The Shelley & Donald Rubin Foundation Announces Spring 2025 Programming at The 8th Floor

Visual Arts

The Shelley & Donald Rubin Foundation Announces
Fall 2024 Programming at The 8th Floor

Image courtesy of Marcelline Mandeng Nken.

New York, NY – February 13, 2025 – The Shelley & Donald Rubin Foundation is pleased to announce its spring 2025 programming, taking place during Joiri Minaya’s solo exhibition Geographic Bodies at The 8th Floor, which opens on March 13.

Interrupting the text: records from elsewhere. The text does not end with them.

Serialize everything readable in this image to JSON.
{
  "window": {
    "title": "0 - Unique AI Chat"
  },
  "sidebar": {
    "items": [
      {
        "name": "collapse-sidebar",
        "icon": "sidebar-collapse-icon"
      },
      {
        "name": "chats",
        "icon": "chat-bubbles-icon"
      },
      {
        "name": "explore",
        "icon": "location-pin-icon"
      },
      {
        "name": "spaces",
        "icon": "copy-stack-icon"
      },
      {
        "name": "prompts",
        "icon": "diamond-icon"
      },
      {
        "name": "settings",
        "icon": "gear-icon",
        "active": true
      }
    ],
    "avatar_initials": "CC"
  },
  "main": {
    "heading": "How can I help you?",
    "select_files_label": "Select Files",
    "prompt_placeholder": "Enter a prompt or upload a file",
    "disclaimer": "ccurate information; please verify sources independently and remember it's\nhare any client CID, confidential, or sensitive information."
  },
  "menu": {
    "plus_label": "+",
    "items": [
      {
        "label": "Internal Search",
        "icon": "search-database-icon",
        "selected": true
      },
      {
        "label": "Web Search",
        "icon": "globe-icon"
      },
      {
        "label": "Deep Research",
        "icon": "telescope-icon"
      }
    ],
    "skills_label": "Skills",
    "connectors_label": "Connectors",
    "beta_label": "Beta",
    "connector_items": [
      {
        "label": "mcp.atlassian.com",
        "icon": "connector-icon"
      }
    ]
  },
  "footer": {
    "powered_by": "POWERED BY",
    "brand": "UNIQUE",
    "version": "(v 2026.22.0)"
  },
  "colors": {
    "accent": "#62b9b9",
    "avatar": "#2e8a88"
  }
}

The Sight/Geist series for local emerging film and performance artists returns for its fifth season with solo performances by Marcelline Mandeng Nken on March 20, Kevin Quiles Bonilla on April 17, and Jake Sokolov-Gonzalez on May 15. On view through June 14, Geographic Bodies will celebrate its final week with a discussion featuring Joiri Minaya with writers and curators Ashleigh Deosaran and Eileen Jeng Lynch on June 12.
All events are free and open to the public, taking place at The 8th Floor, 17 W 17th St, NYC. RSVPs are encouraged via the individual links below.

SCHEDULE OF EVENTS
Thursday, March 13, 6-8pm
Joiri Minaya: Geographic Bodies
Opening Reception
Details & RSVP Here

Join us for the opening of Geographic Bodies, a solo project show examining the complexities within Joiri Minaya’s obsessively researched and elaborately produced works. The exhibition includes preparatory studies from multiple series made by the artist over the past ten years. After March 13, gallery hours will be Thursdays-Saturdays 11am-6pm (or by appointment) through June 14.

Thursday, March 20, 6-8pm
Marcelline Mandeng Nken: Rush Hour
Performance & Discussion
Details & RSVP Here

Rush Hour is a performance-installation that unfolds inside a moving train. Exploring migration, displacement, and time travel, this surrealist work links the concept of Sankofa, a call back into history to remember, with the theory of self-reference as fertile ground for sculptural forms, spatial interventions, and movement phrases. Rush Hour disrupts dichotomies between body and machine, nature and industry, stellar motion and mechanical time. Premiering the second of three acts for The 8th Floor’s Sight/Geist series, the performance will be followed by a discussion between Mandeng Nken and Charles de Agustin, Programs and Engagement Manager at the Foundation.

Thursday, April 17, 6-8pm
Kevin Quiles Bonilla: Study of Piles
Performance & Discussion
Details & RSVP Here

Kevin Quiles Bonilla presents a new iteration of his lecture-performance Study of Piles, using the concept of the pile as a catalyst to explore various moments, places, and people, specifically imagery from Puerto Rico’s political history. The artist approaches the pile as a universal structure that transcends geographical, cultural, and political barriers, asking how we can utilize these often-overlooked yet pervasive structures within the urban landscape as symbols to reflect the human condition. The piece will be followed by a discussion between Quiles Bonilla and George Bolster, Curator at the Foundation.

Thursday, May 15, 6-8pm
Jake Sokolov-Gonzalez: Essential Tremors
Performance & Discussion
Details & RSVP Here

Essential Tremors is a piece of live cinema that traces the knotted influences that surround a single vibrational nexus: a phone call between a boy and his father on September 11, 1973, the day of the coup d’etat in Santiago, Chile. Using fixed media, an improvised score, live narration, raw copper, and live video splicing, the performance reflects on the extractive realities of digital life, the material legacy of colonial neoliberalism, and the potential of vibration as an interpretive instrument of history. Part of the ongoing Sight/Geist series, the piece will be followed by a discussion between Sokolov-Gonzalez and Charles de Agustin, Programs and Engagement Manager the Foundation.

Thursday, June 12, 6-8pm
Joiri Minaya in Conversation with Ashleigh Deosaran and Eileen Jeng Lynch
Details & RSVP Here

In the final week of Geographic Bodies, Joiri Minaya will be joined by academic Ashleigh Deosaran, writer of the exhibition’s catalogue essay, and Eileen Jeng Lynch, Director of Curatorial Programs at the Bronx Museum for a discussion expanding upon Minaya’s practice in both analogue and digital methods of production and the artist’s engagement with the excavation of post-colonial identity.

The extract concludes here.